The report said the task force has identified transaction privilege tax, energy, water, and education as priorities. The section on the task force noted recent meetings between Navajo Nation leaders and state leaders, including a recent meeting of Navajo Nation President Russell Begaye and Vice President Jonathan Nez with Utah Governor Gary R. Herbert and Lieutenant Governor Spencer Cox.

With a recent meeting between Arizona Senator Carlyle Begay and Arizona’s Governor Doug Ducey, the task force requested a meeting with U.S. Senator John McCain.

“Now state leaderships know that the nation wants to form, if you may, partnerships,” Bates said.

The final section of the report addressed energy needs in the Navajo Nation. First, the report outlined the possibility of development of solar assets that could make commercial scale solar development a challenge.

The report also gave details of a visit by members of the 23rd Navajo Nation Council to Camp Pendleton in California, to honor Navajo Code Talkers, at which the Marine Corps demonstrated a recently declassified off-grid renewable energy system.

Bates said the cost benefit of the system impressed him with its simplicity, and its ability to adapt to unforeseen disruptions.

“The off-grid with the way it was put in place, one, it could store electricity. Secondly, in the event there was a situation that caused the equipment to go off, it triggered so that it could tap into the grid system,” he said.

He said he could see practical applications and budgetary benefits for the Navajo Nation and specific areas.

“Now, let’s use the Bennett Freeze area as an example.

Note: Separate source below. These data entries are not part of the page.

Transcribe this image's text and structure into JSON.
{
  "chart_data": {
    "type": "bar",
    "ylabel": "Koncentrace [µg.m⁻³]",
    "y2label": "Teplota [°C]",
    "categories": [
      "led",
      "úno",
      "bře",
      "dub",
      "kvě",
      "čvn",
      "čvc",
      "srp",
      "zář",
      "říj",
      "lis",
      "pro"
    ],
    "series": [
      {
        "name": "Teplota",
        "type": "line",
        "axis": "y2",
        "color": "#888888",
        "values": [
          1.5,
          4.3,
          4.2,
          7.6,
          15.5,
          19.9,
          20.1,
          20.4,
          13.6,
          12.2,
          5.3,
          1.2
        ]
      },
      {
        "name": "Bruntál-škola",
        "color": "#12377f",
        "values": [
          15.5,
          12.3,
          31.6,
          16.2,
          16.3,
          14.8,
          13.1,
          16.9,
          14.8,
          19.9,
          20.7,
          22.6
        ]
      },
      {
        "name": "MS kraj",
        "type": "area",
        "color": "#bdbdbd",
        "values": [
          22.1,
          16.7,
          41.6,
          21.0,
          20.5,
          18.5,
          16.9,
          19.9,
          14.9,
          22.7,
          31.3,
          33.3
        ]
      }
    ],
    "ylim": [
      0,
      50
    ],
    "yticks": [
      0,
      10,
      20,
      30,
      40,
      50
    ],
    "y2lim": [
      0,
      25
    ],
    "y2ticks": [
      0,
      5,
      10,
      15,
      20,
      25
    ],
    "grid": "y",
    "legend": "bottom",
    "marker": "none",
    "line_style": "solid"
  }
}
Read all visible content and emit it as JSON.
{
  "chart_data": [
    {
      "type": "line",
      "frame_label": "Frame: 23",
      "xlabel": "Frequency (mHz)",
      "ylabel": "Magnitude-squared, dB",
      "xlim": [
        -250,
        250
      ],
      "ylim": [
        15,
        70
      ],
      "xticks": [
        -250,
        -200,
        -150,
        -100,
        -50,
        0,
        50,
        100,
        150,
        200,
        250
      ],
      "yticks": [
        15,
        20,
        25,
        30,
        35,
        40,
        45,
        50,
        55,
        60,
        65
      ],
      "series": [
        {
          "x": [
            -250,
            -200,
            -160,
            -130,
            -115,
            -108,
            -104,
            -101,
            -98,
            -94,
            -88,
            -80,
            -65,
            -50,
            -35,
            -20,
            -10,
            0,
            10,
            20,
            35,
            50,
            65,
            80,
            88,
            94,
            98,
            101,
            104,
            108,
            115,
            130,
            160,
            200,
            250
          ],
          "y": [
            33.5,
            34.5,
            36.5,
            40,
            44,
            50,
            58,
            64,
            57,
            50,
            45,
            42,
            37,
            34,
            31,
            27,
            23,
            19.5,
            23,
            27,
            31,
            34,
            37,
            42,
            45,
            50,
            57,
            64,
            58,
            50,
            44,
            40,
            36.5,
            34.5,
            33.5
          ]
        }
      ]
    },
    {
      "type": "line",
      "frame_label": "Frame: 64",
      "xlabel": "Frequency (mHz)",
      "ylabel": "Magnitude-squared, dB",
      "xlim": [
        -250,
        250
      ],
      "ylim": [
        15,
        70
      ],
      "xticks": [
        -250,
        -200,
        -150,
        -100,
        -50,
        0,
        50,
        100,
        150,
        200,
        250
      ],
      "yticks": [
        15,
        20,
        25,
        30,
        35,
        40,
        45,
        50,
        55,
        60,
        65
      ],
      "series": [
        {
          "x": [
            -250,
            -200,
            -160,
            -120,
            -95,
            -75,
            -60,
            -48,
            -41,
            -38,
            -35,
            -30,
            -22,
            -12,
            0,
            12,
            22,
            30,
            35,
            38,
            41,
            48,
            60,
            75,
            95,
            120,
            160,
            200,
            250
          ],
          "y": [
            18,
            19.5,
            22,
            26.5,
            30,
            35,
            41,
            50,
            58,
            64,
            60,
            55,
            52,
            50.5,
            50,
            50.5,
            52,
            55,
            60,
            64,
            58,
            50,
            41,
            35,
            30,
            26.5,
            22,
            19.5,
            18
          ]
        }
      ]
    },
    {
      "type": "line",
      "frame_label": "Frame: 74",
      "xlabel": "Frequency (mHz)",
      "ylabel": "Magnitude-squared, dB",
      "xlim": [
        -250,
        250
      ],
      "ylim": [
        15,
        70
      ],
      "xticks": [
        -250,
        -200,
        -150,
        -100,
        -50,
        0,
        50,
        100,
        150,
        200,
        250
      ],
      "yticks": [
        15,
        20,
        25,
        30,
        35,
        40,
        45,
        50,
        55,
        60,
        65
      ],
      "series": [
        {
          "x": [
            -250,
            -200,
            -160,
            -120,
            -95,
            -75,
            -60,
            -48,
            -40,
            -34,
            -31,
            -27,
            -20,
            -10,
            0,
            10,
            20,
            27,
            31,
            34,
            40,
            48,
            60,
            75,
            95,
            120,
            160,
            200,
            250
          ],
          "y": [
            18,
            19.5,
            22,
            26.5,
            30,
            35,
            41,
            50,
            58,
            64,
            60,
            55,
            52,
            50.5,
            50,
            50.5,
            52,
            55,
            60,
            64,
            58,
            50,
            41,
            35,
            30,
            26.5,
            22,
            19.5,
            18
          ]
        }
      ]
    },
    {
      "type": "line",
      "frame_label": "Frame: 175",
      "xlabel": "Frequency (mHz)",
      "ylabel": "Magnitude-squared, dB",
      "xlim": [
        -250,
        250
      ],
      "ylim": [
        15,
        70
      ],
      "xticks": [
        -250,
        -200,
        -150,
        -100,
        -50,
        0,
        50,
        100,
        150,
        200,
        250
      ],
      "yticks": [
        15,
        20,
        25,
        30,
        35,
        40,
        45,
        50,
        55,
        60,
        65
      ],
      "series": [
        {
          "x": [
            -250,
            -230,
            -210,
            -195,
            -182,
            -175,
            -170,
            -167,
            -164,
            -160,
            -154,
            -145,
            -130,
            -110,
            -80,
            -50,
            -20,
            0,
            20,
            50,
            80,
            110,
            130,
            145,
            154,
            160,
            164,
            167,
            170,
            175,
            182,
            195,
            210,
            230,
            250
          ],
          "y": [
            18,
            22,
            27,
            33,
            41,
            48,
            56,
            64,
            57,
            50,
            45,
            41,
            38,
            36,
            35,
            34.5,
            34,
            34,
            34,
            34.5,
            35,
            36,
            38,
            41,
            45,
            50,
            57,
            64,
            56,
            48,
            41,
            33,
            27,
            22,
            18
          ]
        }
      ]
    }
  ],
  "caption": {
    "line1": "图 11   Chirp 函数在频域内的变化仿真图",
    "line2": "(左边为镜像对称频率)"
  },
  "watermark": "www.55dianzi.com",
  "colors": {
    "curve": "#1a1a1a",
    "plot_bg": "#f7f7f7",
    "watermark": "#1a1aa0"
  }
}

There is some very remote areas within the Bennett Freeze, and when it costs anywhere from 35 to 60 thousand dollars a mile to do a power line extension, do the math,” he said.

The report went on to consider an MIT study that looked at the future of coal based on new EPA regulations.

“The Nation recognizes that we have a hundred years of coal reserves, and that the coal reserves have provided the jobs. It has provided revenue, but we also recognize that the coal industry is struggling,” Bates said.

He also stated the need for the Navajo Nation to use assets currently available as well as laying a path toward the future with new technologies, a balance as he described it.

“There needs to be a balance in terms of not only the revenue, but in the job creation. So, we have got to look on both sides and how both sides can be mutually benefited here,” Bates said.

“When you look at the remoteness of Navajo and how we’re so spread out, as a result of that, we as a nation have to look at what do we have now? How can we use what we have to benefit our people in the most effective and most efficient manner that we can do this?”

He again referenced the technology featured at Camp Pendleton.

“It’s technology that is in place, and it’s the future as I saw it,” he said.